O céu interior (da felicidade de não ter a vergonha de alegre) toma conta do sujeito. Ele cria um paraíso (se aproxima do céu) na medida em que tira as máscaras cotidianas da falsa santidade: "Perfeição demais me agita os instintos", diz. Parece querer dizer e diz que estamos na terra e, afinal, "quem se diz muito perfeito, na certa encontrou um jeito insosso pra não ser de carne e osso".
Registrada no disco Zoombido Vol. 2 (2009), "Carne e osso" cantada pelos dois autores - embora Zélia Duncan já a tivesse gravado sozinha no disco Pré-pós-tudo-bossa-band (2005) - retoma (dialoga com) uma questão presente na canção "Sobre todas as coisas", de Chico Buarque.
Para ficarmos no nível da ideia de pecado (e sem aprofundar uma possível e pertinente leitura existencialista), destacamos os versos que perguntam: "Será que o Deus que criou nosso desejo é tão cruel? Mostra os vales onde jorra o leite e o mel e esses vales são de Deus?".
Ou seja, porque Deus nos colocaria no mundo e nos faria humanos se não fosse para aproveitar nossa Humanidade: o esplendor (criado pelo criador) de nossos desejos?

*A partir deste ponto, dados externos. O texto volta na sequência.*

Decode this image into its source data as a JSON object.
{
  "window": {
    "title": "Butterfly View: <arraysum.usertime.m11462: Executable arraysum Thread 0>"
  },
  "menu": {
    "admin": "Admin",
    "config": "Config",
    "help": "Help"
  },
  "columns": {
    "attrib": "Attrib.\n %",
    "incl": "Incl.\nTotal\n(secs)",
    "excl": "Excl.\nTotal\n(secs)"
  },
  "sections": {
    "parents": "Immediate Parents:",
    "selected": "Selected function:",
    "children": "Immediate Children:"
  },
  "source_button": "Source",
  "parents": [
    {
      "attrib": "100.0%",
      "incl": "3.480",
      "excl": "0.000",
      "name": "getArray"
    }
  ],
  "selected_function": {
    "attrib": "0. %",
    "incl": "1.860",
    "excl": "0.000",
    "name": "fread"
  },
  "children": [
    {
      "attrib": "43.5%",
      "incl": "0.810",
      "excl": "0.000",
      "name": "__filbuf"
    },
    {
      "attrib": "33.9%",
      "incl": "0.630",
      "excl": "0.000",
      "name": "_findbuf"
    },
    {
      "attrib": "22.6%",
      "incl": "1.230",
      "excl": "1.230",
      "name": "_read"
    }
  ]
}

O sujeito-criatura de "Carne e osso" suspende as instâncias que definem pecado e santidade, pois quanto mais ele abre a boca e desfruta do leite e do mel mais ele se aproxima do céu.


***

Carne e osso
(Zélia Duncan / Moska)

A alegria do pecado
Às vezes toma conta de mim
E é tão bom não ser divina
Me cobrir de humanidade me fascina
E me aproxima do céu

E eu gosto
De estar na terra
Cada vez mais
Minha boca se abre e espera
O direito ainda que profano
Do mundo ser sempre mais humano

Perfeição demais
Me agita os instintos
Quem se diz muito perfeito
Na certa encontrou um jeito insosso
Pra não ser de carne e osso
Pra não ser carne e osso





* Pesquisador de canção, ensaísta, especialista e mestre em Literatura Brasileira pela Universidade Estadual do Rio de Janeiro (UERJ) e doutor em Literatura Comparada, Leonardo também é autor do livro "Canção: a musa híbrida de Caetano Veloso" e está presente nos livros "Caetano e a filosofia", assim como também na coletânea "Muitos: outras leituras de Caetano Veloso". Além desses atributos é titular dos blogs "Lendo a canção", "Mirar e Ver", "365 Canções".